Прокручиваю сценарий, при котором я говорю нет. Он вешает трубку, больше я его никогда не увижу, я возвращаюсь к своему отпуску, будущее неясно, настоящее уныло и тревожно. Нет, не хочу больше жить так, как последние полтора месяца.
– Да, я хочу получить работу. – Тут же исправляю свою ошибку. – Я хочу эту работу.
– Хорошо. Мне придется пойти и рассказать обо всем. Посмотрим, что они скажут. Ладно?
– Да, конечно. Конечно. – Беру себя в руки и добавляю с наигранной любезностью: – Еще раз прошу меня извинить.
А потом минут пять сижу, закрыв лицо ладонями, мысленно корчась от стыда. Наконец встаю и возвращаюсь к своему саду. Постепенно все лишние мысли улетучиваются, я думаю только о том, чтобы ровнее класть доски одну к другой, оставляя небольшие промежутки для стока воды.
Сосредоточенно колочу свой настил, как вдруг в голове что-то щелкает, молоток выпадает у меня из руки, и я бегом мчусь в дом. Там, на кухонной стене, висят над столом фотографии, и я точно знаю, какая мне нужна. Вот она! Невольно прижимаю руку к губам, чтобы не расплакаться. Нет, это не излишняя чувствительность, просто эта фотография для меня очень много значит. И Санди это понял.

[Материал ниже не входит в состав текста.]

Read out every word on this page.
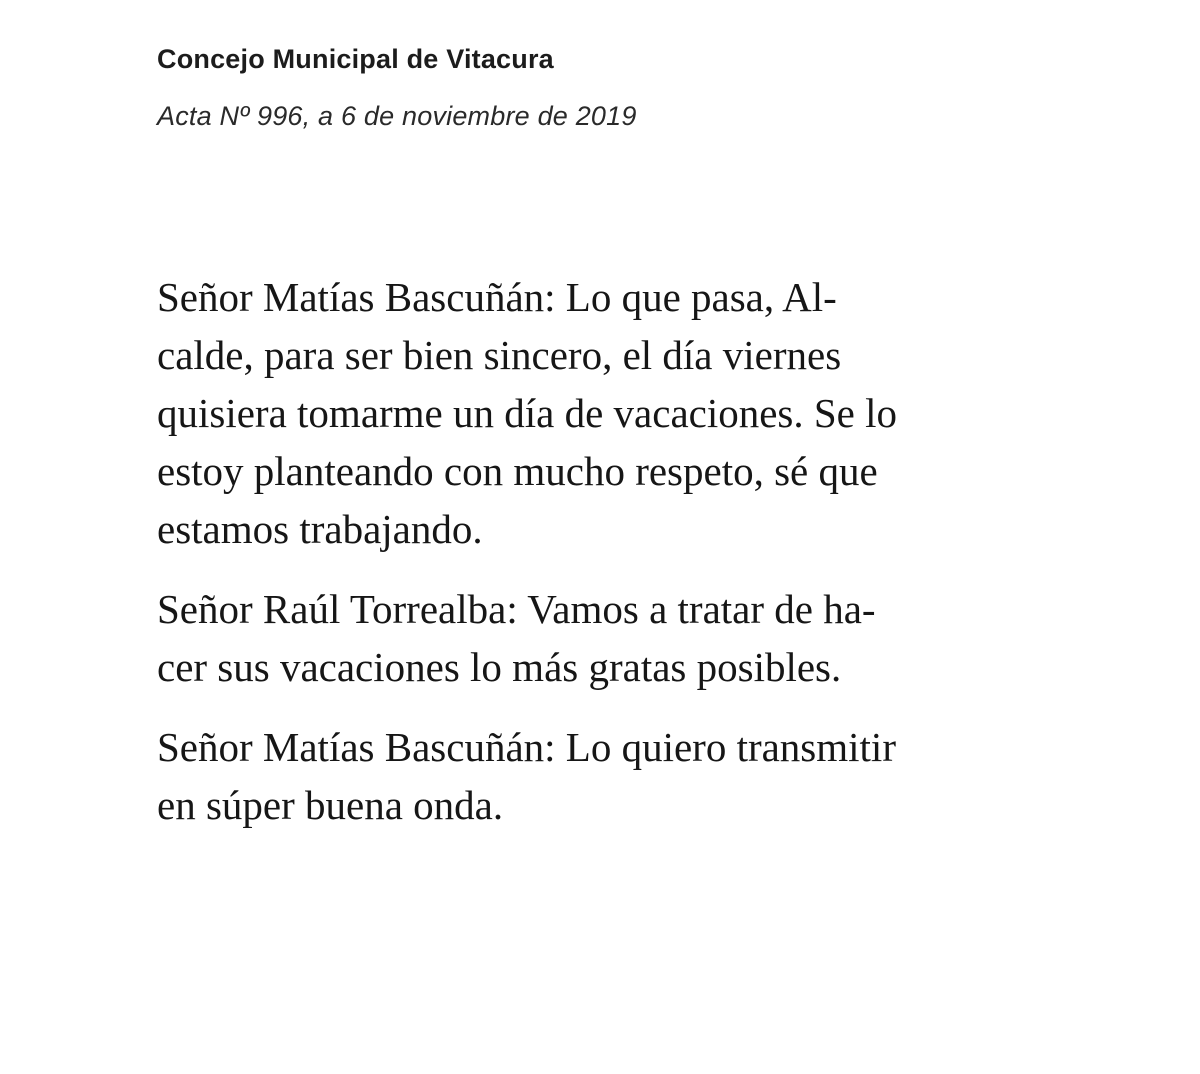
Concejo Municipal de Vitacura
Acta Nº 996, a 6 de noviembre de 2019
Señor Matías Bascuñán: Lo que pasa, Al-
calde, para ser bien sincero, el día viernes
quisiera tomarme un día de vacaciones. Se lo
estoy planteando con mucho respeto, sé que
estamos trabajando.
Señor Raúl Torrealba: Vamos a tratar de ha-
cer sus vacaciones lo más gratas posibles.
Señor Matías Bascuñán: Lo quiero transmitir
en súper buena onda.
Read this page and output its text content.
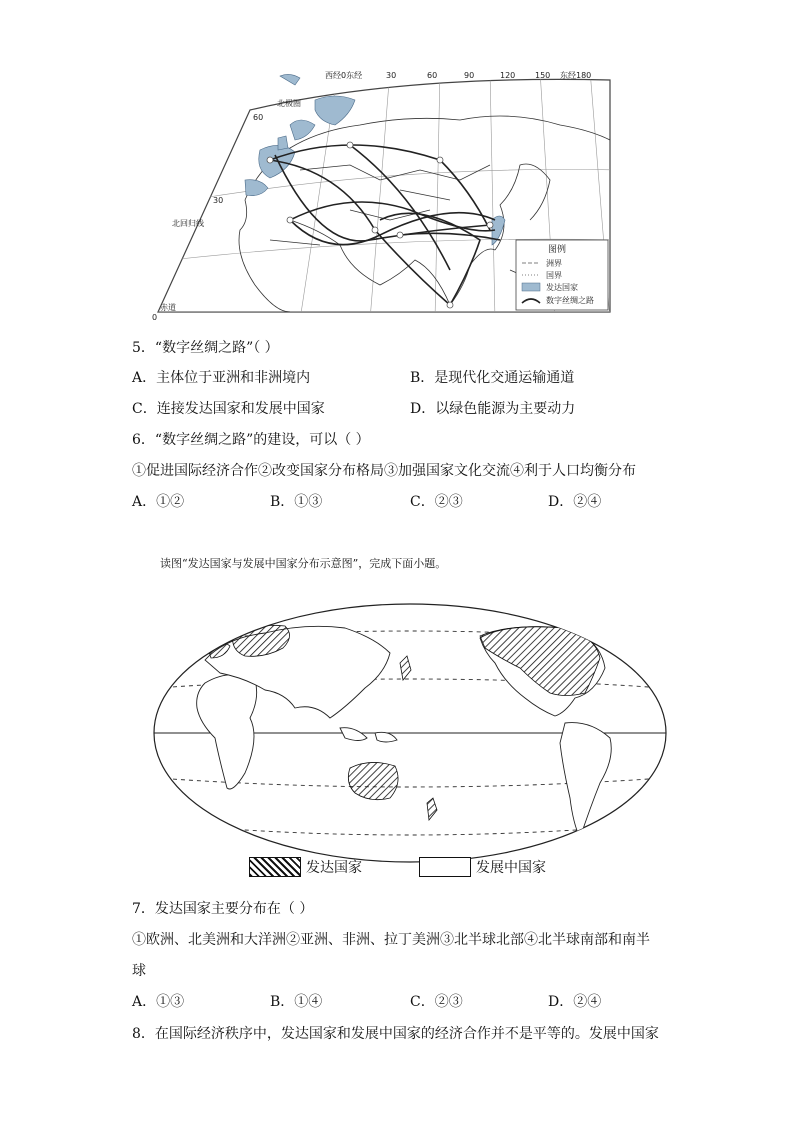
西经0东经	30	60	90	120 150 东经180
北极圈
60
30
北回归线
赤道
0
图例
洲界
国界
发达国家
数字丝绸之路
5．“数字丝绸之路”（ ）
A．主体位于亚洲和非洲境内	B．是现代化交通运输通道
C．连接发达国家和发展中国家	D．以绿色能源为主要动力
6．“数字丝绸之路”的建设，可以（ ）
①促进国际经济合作②改变国家分布格局③加强国家文化交流④利于人口均衡分布
A．①②	B．①③	C．②③	D．②④
读图“发达国家与发展中国家分布示意图”，完成下面小题。
发达国家	发展中国家
7．发达国家主要分布在（ ）
①欧洲、北美洲和大洋洲②亚洲、非洲、拉丁美洲③北半球北部④北半球南部和南半
球
A．①③	B．①④	C．②③	D．②④
8．在国际经济秩序中，发达国家和发展中国家的经济合作并不是平等的。发展中国家
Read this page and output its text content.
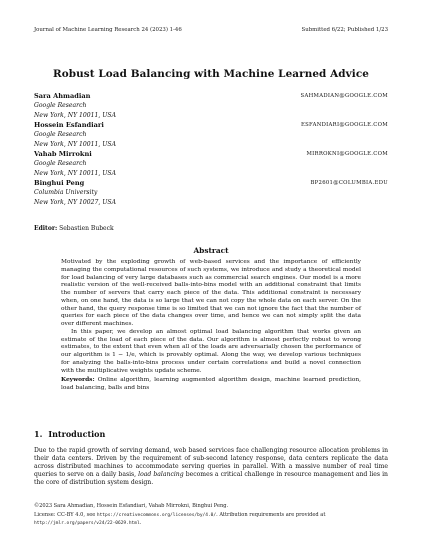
Journal of Machine Learning Research 24 (2023) 1-46	Submitted 6/22; Published 1/23
Robust Load Balancing with Machine Learned Advice
Sara Ahmadian
Google Research
New York, NY 10011, USA
SAHMADIAN@GOOGLE.COM
Hossein Esfandiari
Google Research
New York, NY 10011, USA
ESFANDIARI@GOOGLE.COM
Vahab Mirrokni
Google Research
New York, NY 10011, USA
MIRROKNI@GOOGLE.COM
Binghui Peng
Columbia University
New York, NY 10027, USA
BP2601@COLUMBIA.EDU
Editor: Sebastien Bubeck
Abstract

Motivated by the exploding growth of web-based services and the importance of efficiently managing the computational resources of such systems, we introduce and study a theoretical model for load balancing of very large databases such as commercial search engines. Our model is a more realistic version of the well-received balls-into-bins model with an additional constraint that limits the number of servers that carry each piece of the data. This additional constraint is necessary when, on one hand, the data is so large that we can not copy the whole data on each server. On the other hand, the query response time is so limited that we can not ignore the fact that the number of queries for each piece of the data changes over time, and hence we can not simply split the data over different machines.

In this paper, we develop an almost optimal load balancing algorithm that works given an estimate of the load of each piece of the data. Our algorithm is almost perfectly robust to wrong estimates, to the extent that even when all of the loads are adversarially chosen the performance of our algorithm is 1 − 1/e, which is provably optimal. Along the way, we develop various techniques for analyzing the balls-into-bins process under certain correlations and build a novel connection with the multiplicative weights update scheme.

Keywords: Online algorithm, learning augmented algorithm design, machine learned prediction, load balancing, balls and bins

1. Introduction

Due to the rapid growth of serving demand, web based services face challenging resource allocation problems in their data centers. Driven by the requirement of sub-second latency response, data centers replicate the data across distributed machines to accommodate serving queries in parallel. With a massive number of real time queries to serve on a daily basis, load balancing becomes a critical challenge in resource management and lies in the core of distribution system design.

©2023 Sara Ahmadian, Hossein Esfandiari, Vahab Mirrokni, Binghui Peng.
License: CC-BY 4.0, see https://creativecommons.org/licenses/by/4.0/. Attribution requirements are provided at http://jmlr.org/papers/v24/22-0629.html.
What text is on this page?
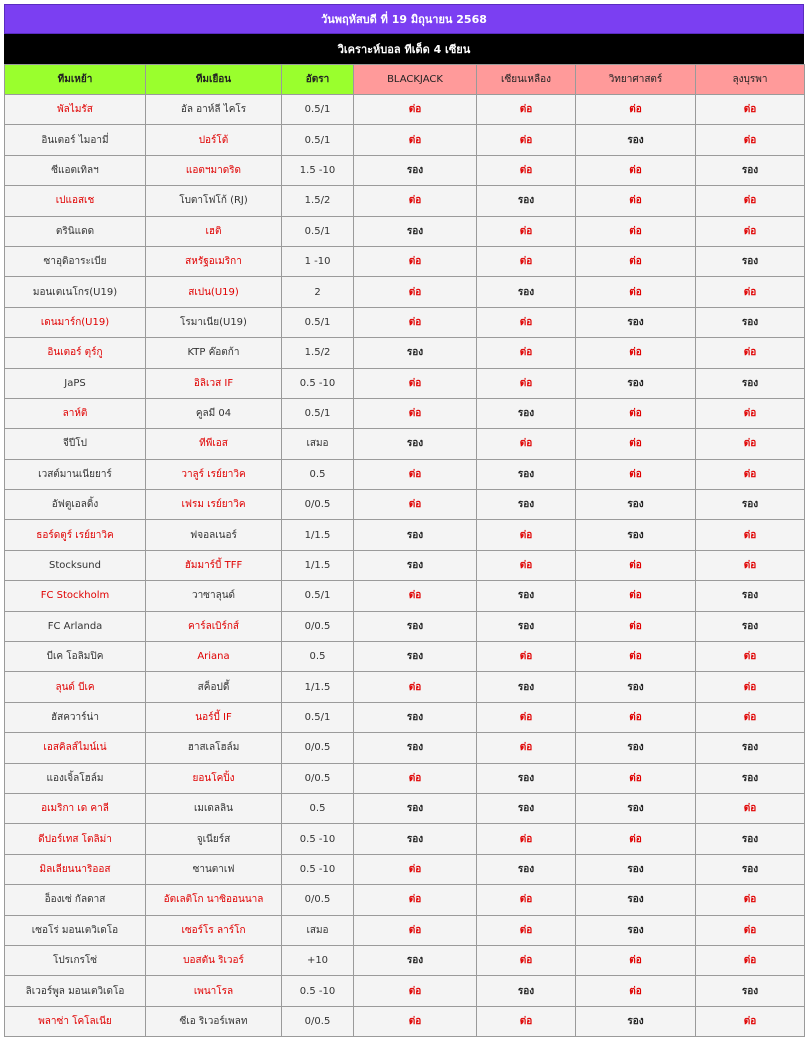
วันพฤหัสบดี ที่ 19 มิถุนายน 2568
วิเคราะห์บอล ทีเด็ด 4 เซียน
ทีมเหย้า	ทีมเยือน	อัตรา	BLACKJACK	เซียนเหลือง	วิทยาศาสตร์	ลุงบุรพา
พัลไมรัส	อัล อาห์ลี ไคโร	0.5/1	ต่อ	ต่อ	ต่อ	ต่อ
อินเตอร์ ไมอามี่	ปอร์โต้	0.5/1	ต่อ	ต่อ	รอง	ต่อ
ซีแอตเทิลฯ	แอตฯมาดริด	1.5 -10	รอง	ต่อ	ต่อ	รอง
เปแอสเช	โบตาโฟโก้ (RJ)	1.5/2	ต่อ	รอง	ต่อ	ต่อ
ตรินิแดด	เฮติ	0.5/1	รอง	ต่อ	ต่อ	ต่อ
ซาอุดิอาระเบีย	สหรัฐอเมริกา	1 -10	ต่อ	ต่อ	ต่อ	รอง
มอนเตเนโกร(U19)	สเปน(U19)	2	ต่อ	รอง	ต่อ	ต่อ
เดนมาร์ก(U19)	โรมาเนีย(U19)	0.5/1	ต่อ	ต่อ	รอง	รอง
อินเตอร์ ตุร์กู	KTP ค๊อตก้า	1.5/2	รอง	ต่อ	ต่อ	ต่อ
JaPS	อิลิเวส IF	0.5 -10	ต่อ	ต่อ	รอง	รอง
ลาห์ติ	คูลมี 04	0.5/1	ต่อ	รอง	ต่อ	ต่อ
จีปีโป	ทีพีเอส	เสมอ	รอง	ต่อ	ต่อ	ต่อ
เวสต์มานเนียยาร์	วาลูร์ เรย์ยาวิค	0.5	ต่อ	รอง	ต่อ	ต่อ
อัฟตูเอลดิ้ง	เฟรม เรย์ยาวิค	0/0.5	ต่อ	รอง	รอง	รอง
ธอร์ดตูร์ เรย์ยาวิค	ฟจอลเนอร์	1/1.5	รอง	ต่อ	รอง	ต่อ
Stocksund	ฮัมมาร์บี้ TFF	1/1.5	รอง	ต่อ	ต่อ	ต่อ
FC Stockholm	วาซาลุนด์	0.5/1	ต่อ	รอง	ต่อ	รอง
FC Arlanda	คาร์ลเบิร์กส์	0/0.5	รอง	รอง	ต่อ	รอง
บีเค โอลิมปิค	Ariana	0.5	รอง	ต่อ	ต่อ	ต่อ
ลุนด์ บีเค	สค็อปดี้	1/1.5	ต่อ	รอง	รอง	ต่อ
ฮัสควาร์น่า	นอร์บี้ IF	0.5/1	รอง	ต่อ	ต่อ	ต่อ
เอสคิลส์ไมน์เน่	ฮาสเลโฮล์ม	0/0.5	รอง	ต่อ	รอง	รอง
แองเจิ้ลโฮล์ม	ยอนโคปิ้ง	0/0.5	ต่อ	รอง	ต่อ	รอง
อเมริกา เด คาลี	เมเดลลิน	0.5	รอง	รอง	รอง	ต่อ
ดีปอร์เทส โตลิม่า	จูเนียร์ส	0.5 -10	รอง	ต่อ	ต่อ	รอง
มิลเลียนนาริออส	ซานตาเฟ	0.5 -10	ต่อ	รอง	รอง	รอง
อ็องเซ่ กัลดาส	อัตเลติโก นาซิออนนาล	0/0.5	ต่อ	ต่อ	รอง	ต่อ
เซอโร่ มอนเตวิเดโอ	เซอร์โร ลาร์โก	เสมอ	ต่อ	ต่อ	รอง	ต่อ
โปรเกรโซ่	บอสตัน ริเวอร์	+10	รอง	ต่อ	ต่อ	ต่อ
ลิเวอร์พูล มอนเตวิเดโอ	เพนาโรล	0.5 -10	ต่อ	รอง	ต่อ	รอง
พลาซ่า โคโลเนีย	ซีเอ ริเวอร์เพลท	0/0.5	ต่อ	ต่อ	รอง	ต่อ
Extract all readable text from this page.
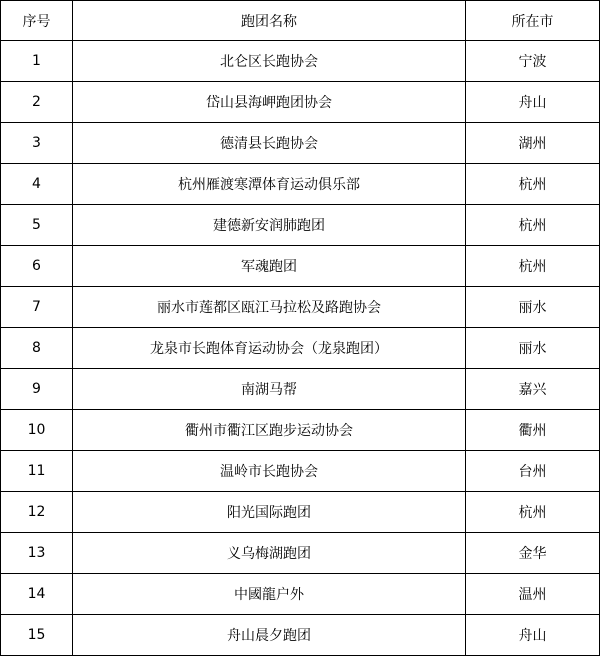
序号	跑团名称	所在市
1	北仑区长跑协会	宁波
2	岱山县海岬跑团协会	舟山
3	德清县长跑协会	湖州
4	杭州雁渡寒潭体育运动俱乐部	杭州
5	建德新安润肺跑团	杭州
6	军魂跑团	杭州
7	丽水市莲都区瓯江马拉松及路跑协会	丽水
8	龙泉市长跑体育运动协会（龙泉跑团）	丽水
9	南湖马帮	嘉兴
10	衢州市衢江区跑步运动协会	衢州
11	温岭市长跑协会	台州
12	阳光国际跑团	杭州
13	义乌梅湖跑团	金华
14	中國龍户外	温州
15	舟山晨夕跑团	舟山
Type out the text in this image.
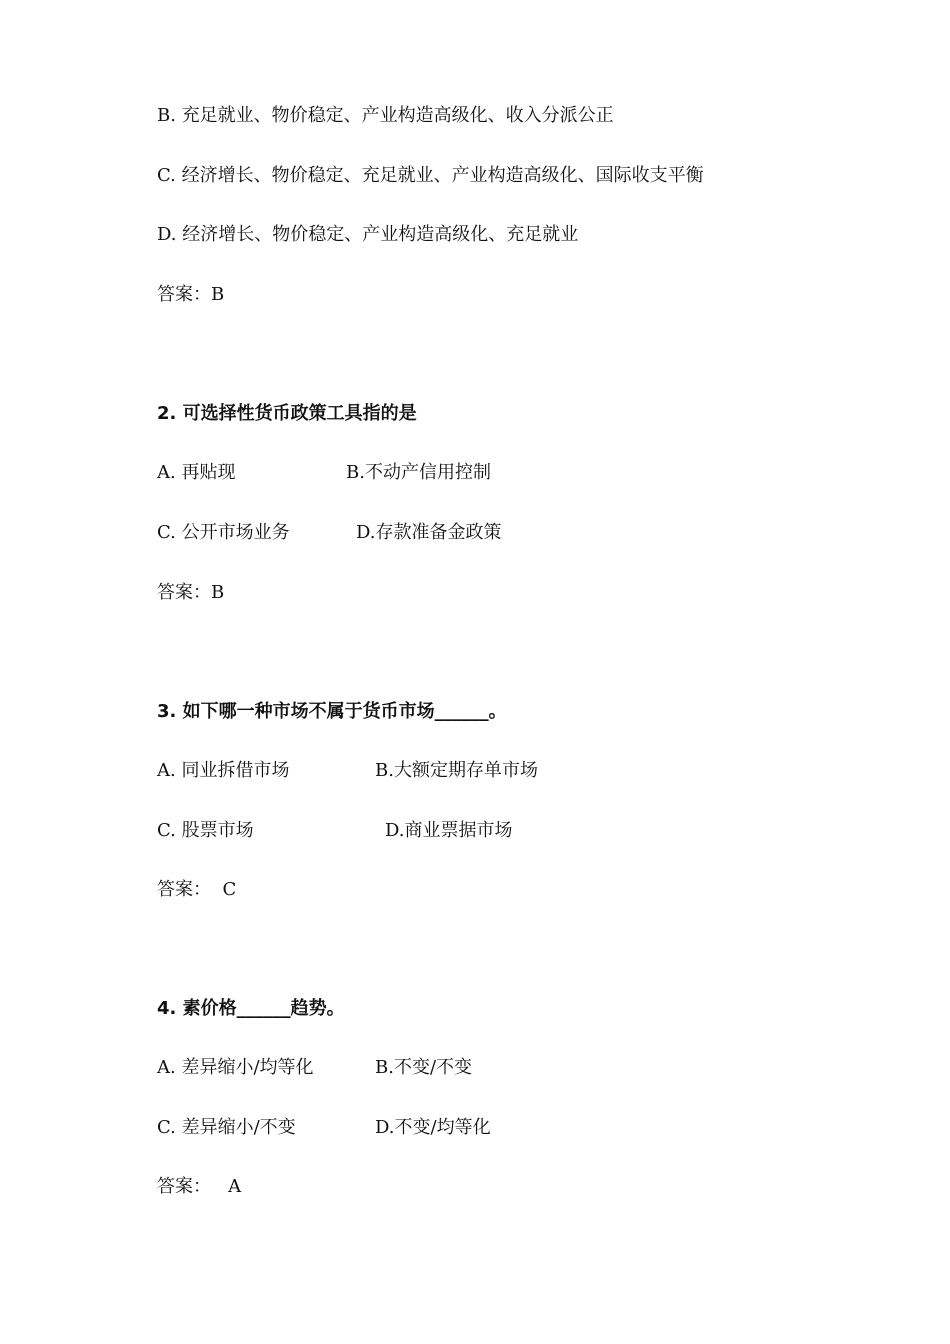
B. 充足就业、物价稳定、产业构造高级化、收入分派公正

C. 经济增长、物价稳定、充足就业、产业构造高级化、国际收支平衡

D. 经济增长、物价稳定、产业构造高级化、充足就业

答案：B

2. 可选择性货币政策工具指的是

A. 再贴现	B.不动产信用控制

C. 公开市场业务	D.存款准备金政策

答案：B

3. 如下哪一种市场不属于货币市场______。

A. 同业拆借市场	B.大额定期存单市场

C. 股票市场	D.商业票据市场

答案：  C

4. 素价格______趋势。

A. 差异缩小/均等化	B.不变/不变

C. 差异缩小/不变	D.不变/均等化

答案：   A
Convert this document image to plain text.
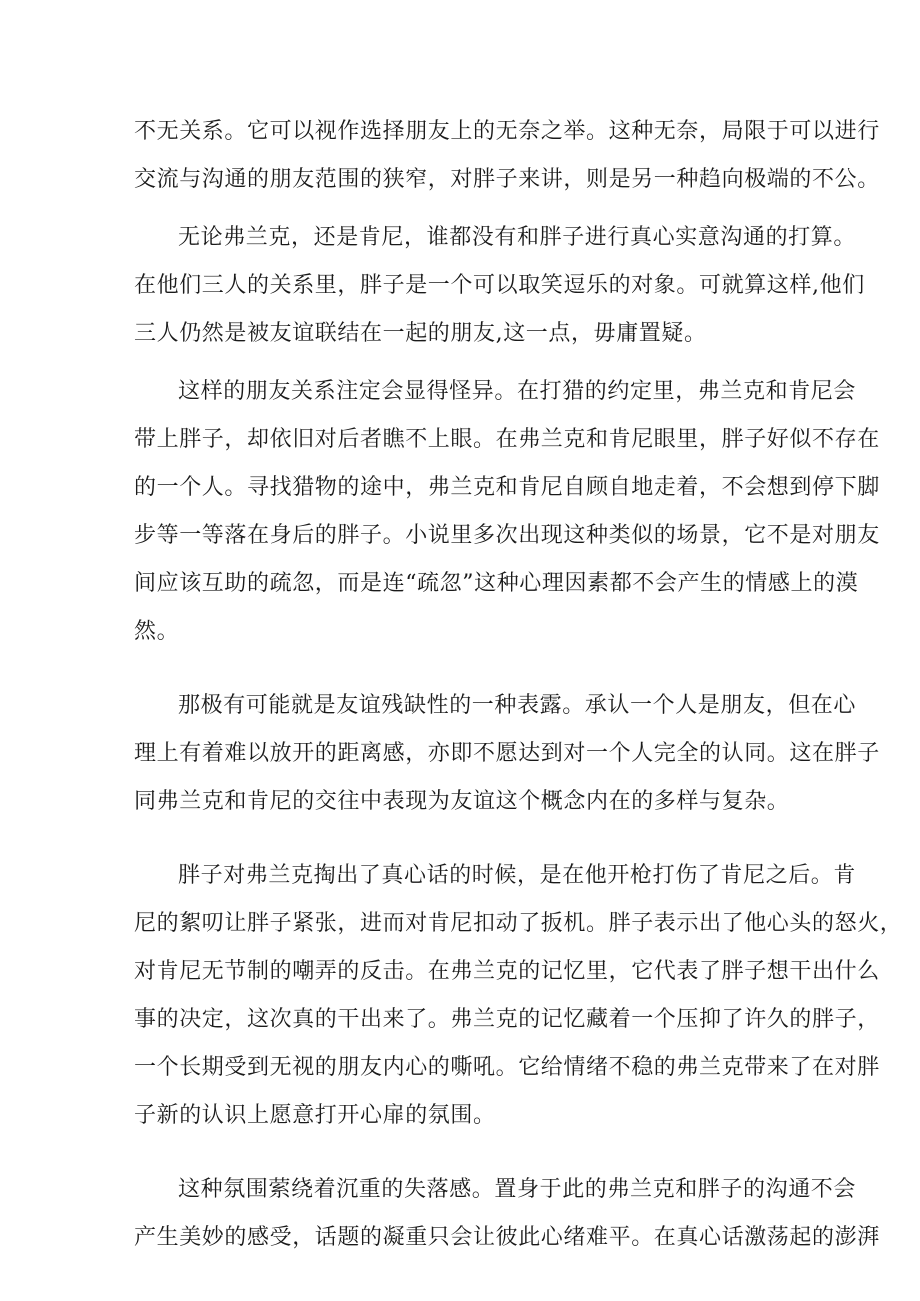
不无关系。它可以视作选择朋友上的无奈之举。这种无奈，局限于可以进行
交流与沟通的朋友范围的狭窄，对胖子来讲，则是另一种趋向极端的不公。
无论弗兰克，还是肯尼，谁都没有和胖子进行真心实意沟通的打算。
在他们三人的关系里，胖子是一个可以取笑逗乐的对象。可就算这样,他们
三人仍然是被友谊联结在一起的朋友,这一点，毋庸置疑。
这样的朋友关系注定会显得怪异。在打猎的约定里，弗兰克和肯尼会
带上胖子，却依旧对后者瞧不上眼。在弗兰克和肯尼眼里，胖子好似不存在
的一个人。寻找猎物的途中，弗兰克和肯尼自顾自地走着，不会想到停下脚
步等一等落在身后的胖子。小说里多次出现这种类似的场景，它不是对朋友
间应该互助的疏忽，而是连“疏忽”这种心理因素都不会产生的情感上的漠
然。
那极有可能就是友谊残缺性的一种表露。承认一个人是朋友，但在心
理上有着难以放开的距离感，亦即不愿达到对一个人完全的认同。这在胖子
同弗兰克和肯尼的交往中表现为友谊这个概念内在的多样与复杂。
胖子对弗兰克掏出了真心话的时候，是在他开枪打伤了肯尼之后。肯
尼的絮叨让胖子紧张，进而对肯尼扣动了扳机。胖子表示出了他心头的怒火，
对肯尼无节制的嘲弄的反击。在弗兰克的记忆里，它代表了胖子想干出什么
事的决定，这次真的干出来了。弗兰克的记忆藏着一个压抑了许久的胖子，
一个长期受到无视的朋友内心的嘶吼。它给情绪不稳的弗兰克带来了在对胖
子新的认识上愿意打开心扉的氛围。
这种氛围萦绕着沉重的失落感。置身于此的弗兰克和胖子的沟通不会
产生美妙的感受，话题的凝重只会让彼此心绪难平。在真心话激荡起的澎湃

Напротив того места, где он сидел, когда мы пили чай втроем с Хизер, висит старый снимок. Я, Хизер, мама и папа – единственный, где мы все вместе. Он сделан в Ботаническом саду, куда часто ходили гулять. Мы все широко улыбаемся, у меня не хватает переднего зуба, и мы лежим на поляне с голубыми колокольчиками.
Глава девятнадцатая
Фотография наводит меня на размышления, и я размышляю – старательно, долго, о самых разных вещах. Параллельно заканчиваю устанавливать фонтан, а также вкапываю шпалеру и крашу ее в честь дедушки Адальберта Мэри в красный цвет. И еще натягиваю вдоль стены бечевки, чтобы моему зимнему жасмину, который я совсем недавно посадила, было куда карабкаться. А потом, когда я думаю, что больше уже не могу думать и пусть кто-нибудь решит за меня, что делать с моей жизнью, я решаю, что надо настелить траву возле дома, а еще сделать цветочную лужайку. Мне вновь понадобился Эдди, но на сей раз я уже не позволяю ему валять дурака, и этот клочок асфальта он успевает раздолбать за день. Я подготавливаю почву и всю неделю высаживаю смесь семян: маки, садовые ромашки, маргаритки «бычий глаз» и васильки. Участочек небольшой, но я берегу место под парник, который мне вскоре должны доставить, он встанет у свободной стены. Чтобы птицы не склевали семена, в воскресенье мы с Хизер вбиваем колышки, протягиваем леску над всем участком и вешаем на нее компакт-диски. Отбор не случайный, тут тоже все продумано, и мы берем те песни, которые, как нам кажется, напугают птиц до ужаса.
Я возделываю свой сад, возделываю и возделываю. И, пока возделываю, размышляю. Правда, я не всегда отдаю себе в этом отчет, вроде бы просто бездумно ковыряюсь в земле, как вдруг – бац! – мне в голову приходит мысль. Настолько неожиданно, что я разгибаюсь, распрямляю уставшую спину и оглядываюсь, чтобы понять, кто или что натолкнуло меня на эту свежую мысль.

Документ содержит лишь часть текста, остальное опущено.